The immensely creepy Josef Fritzl is led into court. |
Zizek examines Fritzl’s behaviour toward his daughter and incestuous grand/children over those 24 years to reach a more disturbing conclusion than even the popular reporting did. I remember it being widely regarded at the time as a case of a twisted, deranged sex criminal. Something like the Ariel Castro case today.* Reports in the media at the time were also flabbergasted at how such a thing could go unnoticed for 24 years by neighbours, and even Fritzl’s wife. News reporters often ran analysis pieces discussing the excessive politeness of Austrians, their tendency (almost pathological in this case) to leave others to their own business without interference. Zizek interprets Fritzl in an even stranger and horrifying light.
* Castro began kidnapping women in 2002, while Fritzl was only discovered in 2008, so there is no way we can consider Castro to be a Fritzl copycat. I wonder how many other such crimes over the years have gone undiscovered, and how many women who are simply not prioritized in missing persons investigations are actually in cellars and attics, unseen outside for years or decades.

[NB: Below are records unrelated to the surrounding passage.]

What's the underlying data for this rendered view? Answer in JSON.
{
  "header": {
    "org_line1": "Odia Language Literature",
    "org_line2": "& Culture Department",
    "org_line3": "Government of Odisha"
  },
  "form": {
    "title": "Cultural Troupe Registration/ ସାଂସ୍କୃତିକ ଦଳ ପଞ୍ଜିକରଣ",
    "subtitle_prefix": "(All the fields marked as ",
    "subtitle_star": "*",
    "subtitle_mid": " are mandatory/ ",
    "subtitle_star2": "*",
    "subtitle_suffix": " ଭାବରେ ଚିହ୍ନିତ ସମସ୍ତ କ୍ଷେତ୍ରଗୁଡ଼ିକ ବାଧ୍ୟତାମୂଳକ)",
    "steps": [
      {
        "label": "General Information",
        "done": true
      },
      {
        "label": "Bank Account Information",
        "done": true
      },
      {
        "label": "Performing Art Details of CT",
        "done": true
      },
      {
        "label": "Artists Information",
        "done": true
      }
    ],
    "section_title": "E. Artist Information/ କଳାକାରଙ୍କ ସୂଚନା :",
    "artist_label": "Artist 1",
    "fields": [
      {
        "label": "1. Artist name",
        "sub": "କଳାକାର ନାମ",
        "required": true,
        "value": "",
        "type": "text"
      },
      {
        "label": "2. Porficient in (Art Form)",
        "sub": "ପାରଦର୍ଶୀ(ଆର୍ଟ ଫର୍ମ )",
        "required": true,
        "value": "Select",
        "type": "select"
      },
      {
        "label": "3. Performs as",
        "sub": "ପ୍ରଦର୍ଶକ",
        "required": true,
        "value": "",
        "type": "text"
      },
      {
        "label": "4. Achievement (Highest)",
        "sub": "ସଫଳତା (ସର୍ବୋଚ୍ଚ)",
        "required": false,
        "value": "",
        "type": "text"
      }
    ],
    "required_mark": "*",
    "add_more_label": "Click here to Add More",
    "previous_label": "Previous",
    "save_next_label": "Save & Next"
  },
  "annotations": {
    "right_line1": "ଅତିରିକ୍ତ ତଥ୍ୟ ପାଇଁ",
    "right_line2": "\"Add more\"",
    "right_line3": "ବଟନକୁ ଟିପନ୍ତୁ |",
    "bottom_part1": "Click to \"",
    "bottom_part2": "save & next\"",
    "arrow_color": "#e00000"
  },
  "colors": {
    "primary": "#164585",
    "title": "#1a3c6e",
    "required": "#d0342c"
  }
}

Zizek describes Fritzl’s behaviour toward his grand/children in the cellar as mimicking a strange kind of normalcy: visiting them regularly, playing with the small ones, and watching television with them. No matter how much he may have been a horrifying spectre to his daughter, who was his imprisoned incestuous rape victim for over two decades, his day-to-day interaction with this hidden family followed all the trappings of an ordinary family man. Zizek refers to Fritzl’s own accounts of himself where he speaks of his love for his children and grand/children, his desire to protect them from the evils of the wider world. Paternal care is perverted to justify torture.
This is how Zizek finds the political content of Fritzl’s pathology: he is the paradigm case, on a micro scale, of the paternalistic authoritarian, for whom oppression and control is an expression of love. He interprets the same pattern in Nicolae Ceausescu’s dictatorship of Romania: the tight social controls of his government over the behaviour of the people is for their own good, to protect them from the dangers of the wider world for which they lack the fortitude to handle.

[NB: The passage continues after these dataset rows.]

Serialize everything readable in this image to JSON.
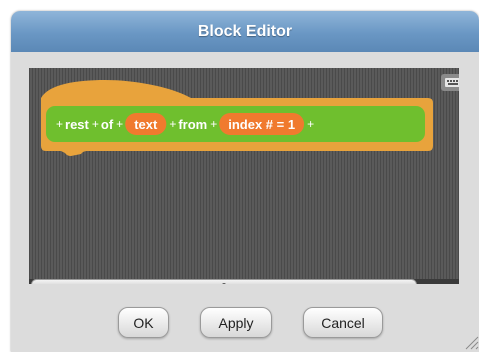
{
  "window": {
    "title": "Block Editor"
  },
  "block": {
    "parts": [
      {
        "type": "plus",
        "text": "+"
      },
      {
        "type": "label",
        "text": "rest"
      },
      {
        "type": "plus",
        "text": "+"
      },
      {
        "type": "label",
        "text": "of"
      },
      {
        "type": "plus",
        "text": "+"
      },
      {
        "type": "input",
        "text": "text"
      },
      {
        "type": "plus",
        "text": "+"
      },
      {
        "type": "label",
        "text": "from"
      },
      {
        "type": "plus",
        "text": "+"
      },
      {
        "type": "input",
        "text": "index # = 1"
      },
      {
        "type": "plus",
        "text": "+"
      }
    ],
    "colors": {
      "hat": "#e8a33c",
      "body": "#6fbf2e",
      "input": "#f07a2e"
    }
  },
  "buttons": {
    "ok": "OK",
    "apply": "Apply",
    "cancel": "Cancel"
  },
  "icons": {
    "keyboard": "keyboard-icon",
    "resize": "resize-grip-icon"
  }
}
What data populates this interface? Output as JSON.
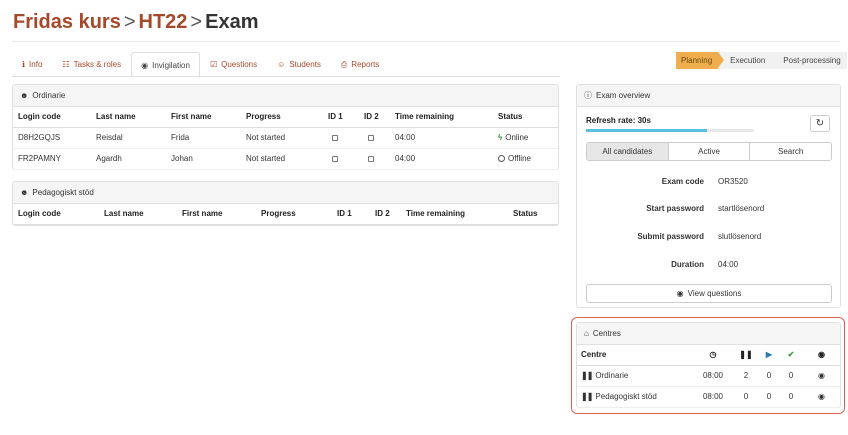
{
  "breadcrumb": {
    "course": "Fridas kurs",
    "term": "HT22",
    "current": "Exam",
    "separator": ">"
  },
  "tabs": [
    {
      "icon": "ℹ",
      "label": "Info"
    },
    {
      "icon": "☷",
      "label": "Tasks & roles"
    },
    {
      "icon": "◉",
      "label": "Invigilation"
    },
    {
      "icon": "☑",
      "label": "Questions"
    },
    {
      "icon": "☺",
      "label": "Students"
    },
    {
      "icon": "⎙",
      "label": "Reports"
    }
  ],
  "active_tab": "Invigilation",
  "phases": [
    "Planning",
    "Execution",
    "Post-processing"
  ],
  "ordinarie": {
    "title": "Ordinarie",
    "columns": [
      "Login code",
      "Last name",
      "First name",
      "Progress",
      "ID 1",
      "ID 2",
      "Time remaining",
      "Status"
    ],
    "rows": [
      {
        "login": "D8H2GQJS",
        "last": "Reisdal",
        "first": "Frida",
        "progress": "Not started",
        "time": "04:00",
        "status": "Online"
      },
      {
        "login": "FR2PAMNY",
        "last": "Agardh",
        "first": "Johan",
        "progress": "Not started",
        "time": "04:00",
        "status": "Offline"
      }
    ]
  },
  "pedagogiskt": {
    "title": "Pedagogiskt stöd",
    "columns": [
      "Login code",
      "Last name",
      "First name",
      "Progress",
      "ID 1",
      "ID 2",
      "Time remaining",
      "Status"
    ]
  },
  "overview": {
    "title": "Exam overview",
    "refresh_label": "Refresh rate: 30s",
    "refresh_progress": 0.72,
    "filters": [
      "All candidates",
      "Active",
      "Search"
    ],
    "fields": [
      {
        "key": "Exam code",
        "value": "OR3520"
      },
      {
        "key": "Start password",
        "value": "startlösenord"
      },
      {
        "key": "Submit password",
        "value": "slutlösenord"
      },
      {
        "key": "Duration",
        "value": "04:00"
      }
    ],
    "view_questions": "View questions"
  },
  "centres": {
    "title": "Centres",
    "column_label": "Centre",
    "rows": [
      {
        "name": "Ordinarie",
        "time": "08:00",
        "paused": "2",
        "active": "0",
        "done": "0"
      },
      {
        "name": "Pedagogiskt stöd",
        "time": "08:00",
        "paused": "0",
        "active": "0",
        "done": "0"
      }
    ]
  },
  "colors": {
    "brand": "#a5492a",
    "planning": "#f0ad4e",
    "progress": "#5bc0de",
    "online": "#2a8a2a",
    "highlight": "#e06050"
  }
}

Fear of the future, of the development of a people, is the driving force of the temporal relationship and conception here. The most deluded parent is the one who has become incapable of understanding the experience, maturity, and adulthood of their children. They universalize the present moment of childhood and immaturity to all times, never understanding that such states of being change.

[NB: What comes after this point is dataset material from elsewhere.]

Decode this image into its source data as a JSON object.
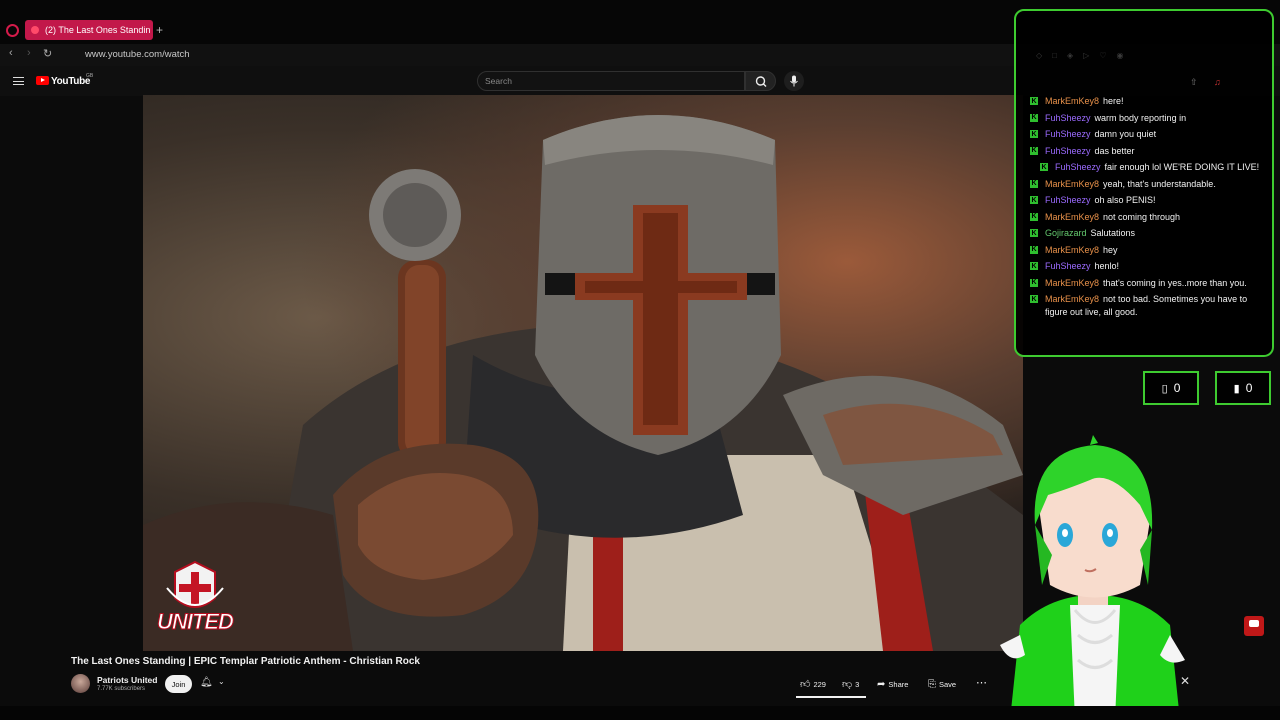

This political pathology reveals the temporal dimension of a central element of democracy: that no matter how good a government may be, it must at some point leave power and change itself. The movement of time brings flux, and the imposition of stability over that flux will inevitably become repression. We must not ignore the reality of the yet-to-exist future for the sake of constructing an infinitely enduring present.